Игорь угрюмо натягивает кепку пониже на глаза. Лишь бы не видеть ни того, что внизу в луже крови, ни того, что вверху, в ореоле увядающего солнца.
— Игорь… — зовёт на выдохе Сергей.
Растягивает губы в мученической нежной улыбке, а руки в приглашении.
И Гром идёт, спотыкаясь, и он не может позволить себе думать, обо-что-об-кого он конкретно спотыкается.
Он утыкается носом в чужую шею, яремная вена которой пульсирует нечеловечески быстро.
Руки Разумовского скользят по широким плечам, с которых с позором упали все майорские «звёзды», и прижимают ближе то ли Игоря, то ли самого себя. Горячее дыхание опаляет щёку, когда Сергей поворачивает голову, чтобы утянуть Грома в жадный поцелуй.
Поначалу Игорь только вяло размыкает губы под напором чужого языка, а затем срывается, хватается пальцами за локти, за шею, вмазываясь в тело напротив и сталкиваясь зубами с Разумовским. Гром ведёт ладонью выше, вплетая фаланги в рыжую копну волос и слегка оттягивая их, вызывая глухой стон, тонущий в собственных губах. Сергей не отстаёт: ластится и льнёт к теплу Игоря, при любой возможности стараясь прикусить язык или нижнюю губу. Поцелуй разрывают одновременно, с шумными вдохами отстраняясь, как захлебнувшиеся друг другом.
Приоткрыв глаза, Игорь видит перед собой ясную синеву. За собой — кровавое марево.
— Серёж… Что ж мы натворили? — шепчут закусанные губы.

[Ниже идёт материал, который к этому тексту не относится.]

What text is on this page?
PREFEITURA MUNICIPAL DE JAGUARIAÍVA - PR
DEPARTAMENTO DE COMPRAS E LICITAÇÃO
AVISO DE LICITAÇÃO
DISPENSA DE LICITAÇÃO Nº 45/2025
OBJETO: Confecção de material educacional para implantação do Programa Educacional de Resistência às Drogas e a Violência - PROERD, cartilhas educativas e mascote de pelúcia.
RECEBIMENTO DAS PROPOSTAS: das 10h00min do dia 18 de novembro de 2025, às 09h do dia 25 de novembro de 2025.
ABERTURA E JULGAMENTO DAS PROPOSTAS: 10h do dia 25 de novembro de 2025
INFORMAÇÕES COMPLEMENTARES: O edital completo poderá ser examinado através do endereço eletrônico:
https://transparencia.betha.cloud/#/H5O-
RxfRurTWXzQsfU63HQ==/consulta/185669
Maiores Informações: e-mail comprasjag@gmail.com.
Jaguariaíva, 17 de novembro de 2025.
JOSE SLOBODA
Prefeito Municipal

На лице ладони, пальцы гладят кожу успокаивающе нежно. Благодарно.
— Правосудие.
Два переплетённых силуэта растворяются в густеющей темноте, когда догорающее солнце заходит за горизонт. В безумии грядущей ночи.
Гром оледеневшими пальцами нащупывает пистолет, спешно сунутый за ремень после выстрела. Принимает решение.
Понимает, что все чужие голоса у них в головах стихли у обоих.